Saturday, July 18, 2015

Rambling Whispers

While researching the history of my family, I realized I had a lot of dates and places and events, but I didn't have any stories. 
For instance, my maternal grandfather loved to sing to me when I was a little girl living in Montreal. We were a happy family for the most part. Mom and I lived with my grandfather Ovila and grandmother Bertha, and one brother, my beloved Uncle Lorne. My father was in the Army stationed in Stuttgart, Germany with the Occupation Troops, so living with my grandparents made sense. 

But back to my grandfather and his singing. Mine and his favorite song was 'Oh My Papa', I still tear up when I hear it, I'm transported back to a time when everyone was love, for a four year old, life was very good. I used to tell my grandfather, "Listen to me sing," and then I would go stand behind the door and sing my heart out for him, I just didn't want anyone to watch me while I sung, I was very shy. He always called me his 'Pet', even in his letters.

My great-grandmother  Elizabeth 'Lizzie' Williamson also lived with grandmother and grandfather, Bertha was her youngest child and I don't think they had ever lived apart. Lizzie called my grandfather 'Billy', and would sometimes meet him at the door after he came home from work and say, "Dance with me, Billy!" and off they'd go dancing an Irish jig. She used to take a short nap every afternoon, one afternoon she never woke up. She was in her early 80's.
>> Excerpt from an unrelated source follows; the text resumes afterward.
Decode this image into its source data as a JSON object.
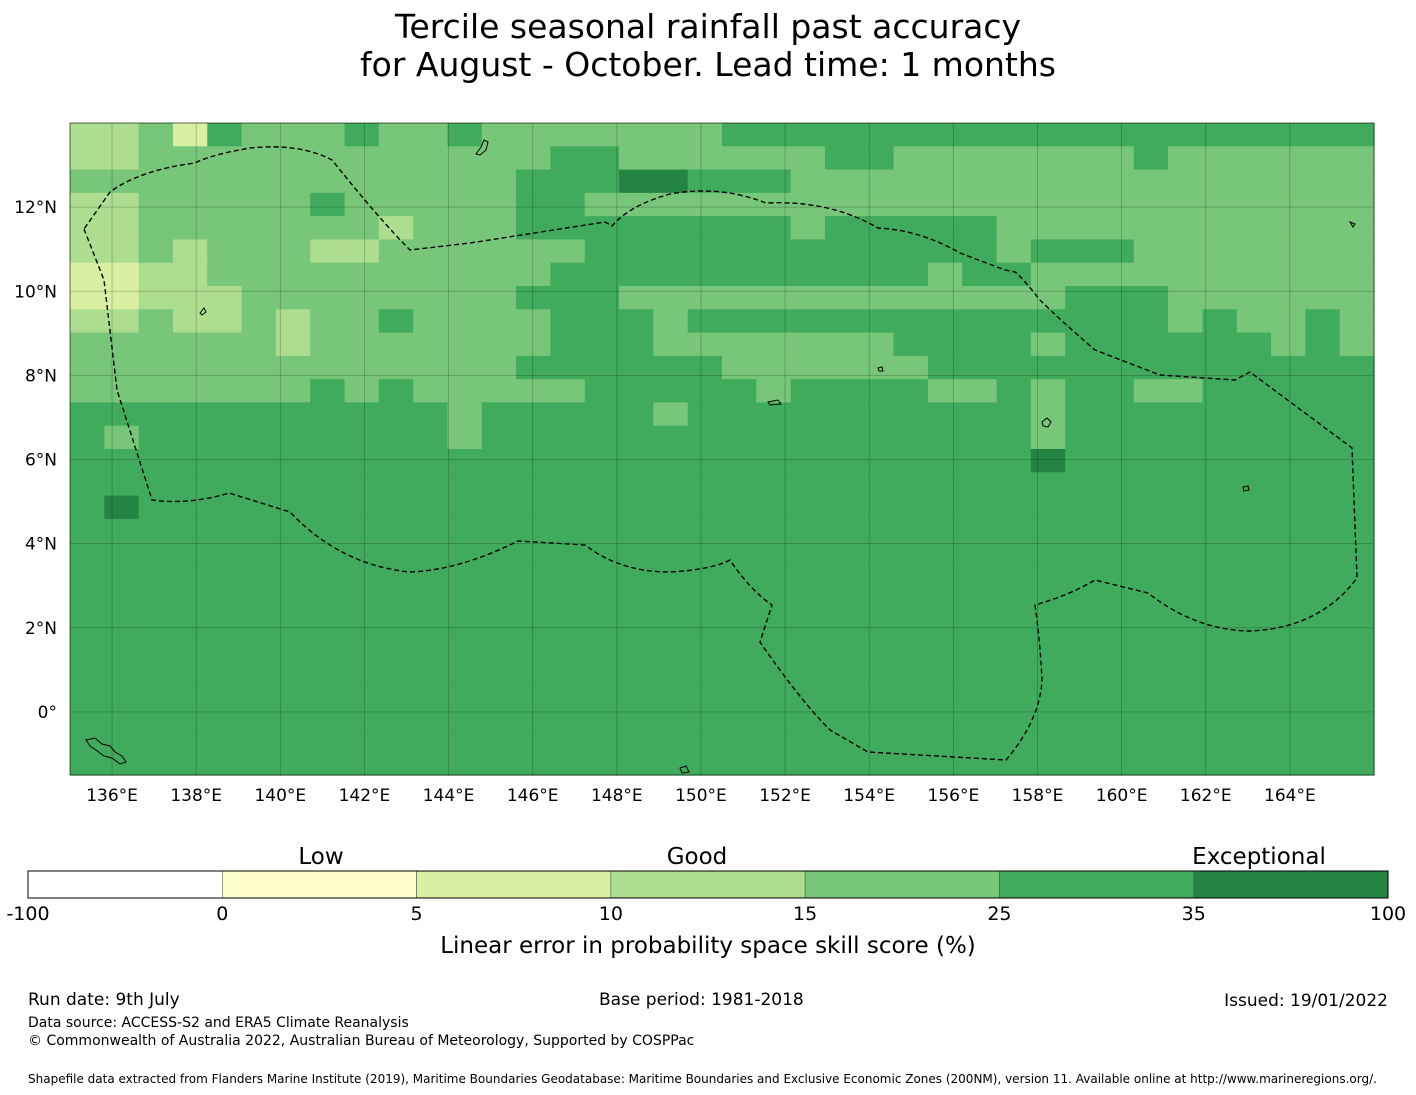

Lizzie was born in Quebec City near or in the Irish Settlement. She married George Burns, a stevedore, and had four children. Edward Albert, William, Ethel, and Bertha. Ethel died of TB. I don't know what happened to William. Bertha is my maternal grandmother. George Burns died the year after my grandmother was born which was 1893. He is buried in the historic Mt. Hermon Cemetery in Quebec City.

Speaking of Lizzie, she would receive a pension once a month and would send my mother out to buy a couple of bottles of Porter (wine), romance magazines, maybe some gum and she would retire to her room perfectly content. One day she was out on the back balcony and spied a hobo relieving himself by the side of the house, she grabbed a basin of cold water and threw it on him, calling him a 'scallywag'!

When my Uncle George was born he was what was known as a 'blue baby', being a home birth, the doctor was more concerned with my grandmother and tended to her instead of my Uncle. Grandmother Lizzie took over and worked on Uncle George until he was well. Because of her heroic measures George was considered frail and was spoiled much to the chagrin of my mother. George grew up to be a hail and hearty man who joined the Royal Canadian Navy at 17 and later the merchant marines and sailed the world.

Lizzie didn't have a lot of use for the Catholics, she called them 'papists'. I wonder if she had to get used to her daughter marrying a French - Canadian Catholic! Her people were Irish Protestants, but she and my grandfather got along very well.